If your browser does not handle things accordingly by default, you may need to change the encoding "manually" in the browser. Note that you may need to change the encoding back to its previous value for other documents, so please make a record of the setting before changing it. It is not necessary here to know what kind of presentation UTF-8 is, but you may need to know that some browsers refer to it as "Unicode". For example, on Netscape 4.0, you can use the View pulldown menu and select the item Encoding, then check Unicode (UTF-8).
Second - and this might be more difficult - you need to tell the browser to use a suitable font; in practice, you need to attach a rich enough font to "Unicode encoding". (Browser vendors typically confuse concepts like character code, character encoding, font, and language thoroughly.) Specifically,
If your computer hasn't got a suitable font, first check whether you could get one by installing some of the optional "internationalization" features shipped with the operating system. Then see e.g. Unicode fonts for Windows computers.
Arial Unicode MS is a font distributed by Microsoft and contains about 40,000 characters. It was previously downloadable from Microsoft's Web page, but now it's apparently available only by purchasing Microsoft Office and Publisher.
For more information, consult Alan Flavell's I18n - Browsers and fonts.
To check which Unicode characters are supported by a font installed on your browser, you can use an online service of mine or Unicode test material by Alan Flavell.
Some people have justly remarked that the "universal" way discussed here is inefficient and clumsy especially for texts where a rich character repertoire is needed. Therefore I'll briefly discuss the "genuine" Unicode encodings. Please refer to the section on Unicode in my tutorial on character codes for more information.

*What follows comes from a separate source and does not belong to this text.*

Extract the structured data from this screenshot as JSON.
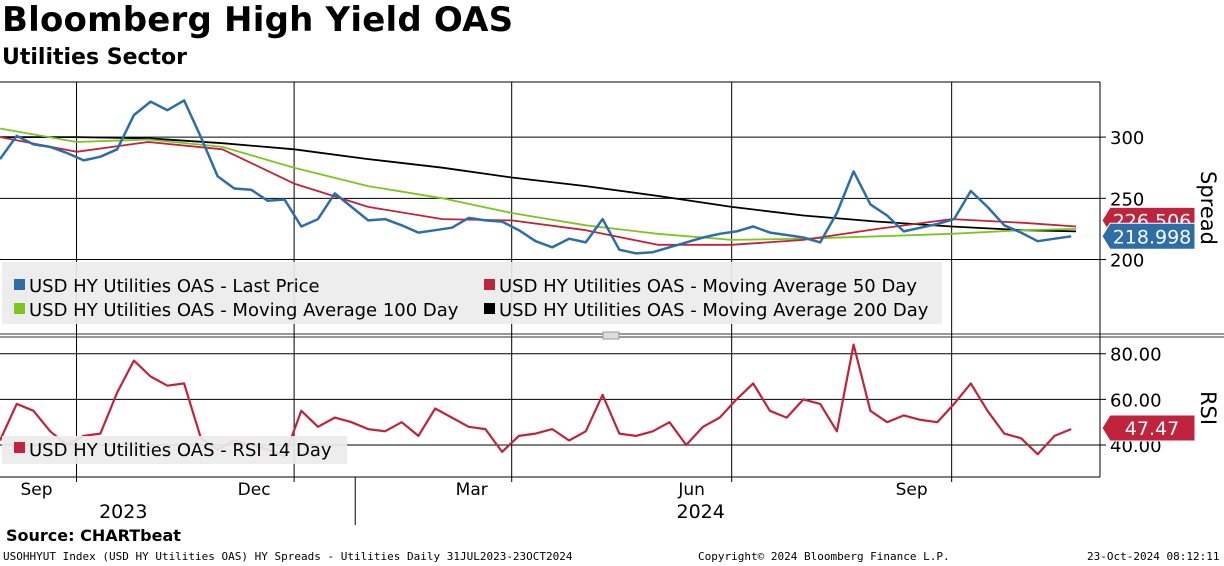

The most natural choice for presenting a document using Unicode would be to use the "native" encoding for Unicode, UCS-2. However, it seems that IE 4 does not support it, though Netscape 4 does. Since both support UTF-8 and UTF-7, they would be more practical choices. And since UTF-7 was designed for use in situations like transmitting data over something that is not "8 bit clean", the normal method should at present be UTF-8. Note that IETF Policy on Character Sets and Languages (RFC 2277) says that protocols must be able to use UTF-8 whereas support to other encodings is optional.
Browser coverage for UTF-8 is roughly the same as for the method which uses numeric character references. But while the latter can be used with any editor - only Ascii characters need to be typed - the UTF-8 encoding requires an editor which can write data in UTF-8 encoding or a conversion tool from some notation to UTF-8.
There is a test page containing texts in several languages using UTF-8. It can be illustrative to view it on version 4 or newer of Netscape or IE using various font settings.
This document is also available in Finnish - tästä dokumentista on myös suomenkielinen versio: Laajennetun merkistön käyttö HTML:ssä.
Panos Stokas has kindly written a Greek translation of this document, Χρήση εθνικών και ειδικών χαρακτήρων στην HTML, available in windows-1253 encoding and in ISO 8859-7 encoding and in UTF-8 encoding. Note: The title of the Greek translation in this paragraph is written using numeric character references. This works fine on IE 4 but not on Netscape 4, illustrating the problem discussed in the first section.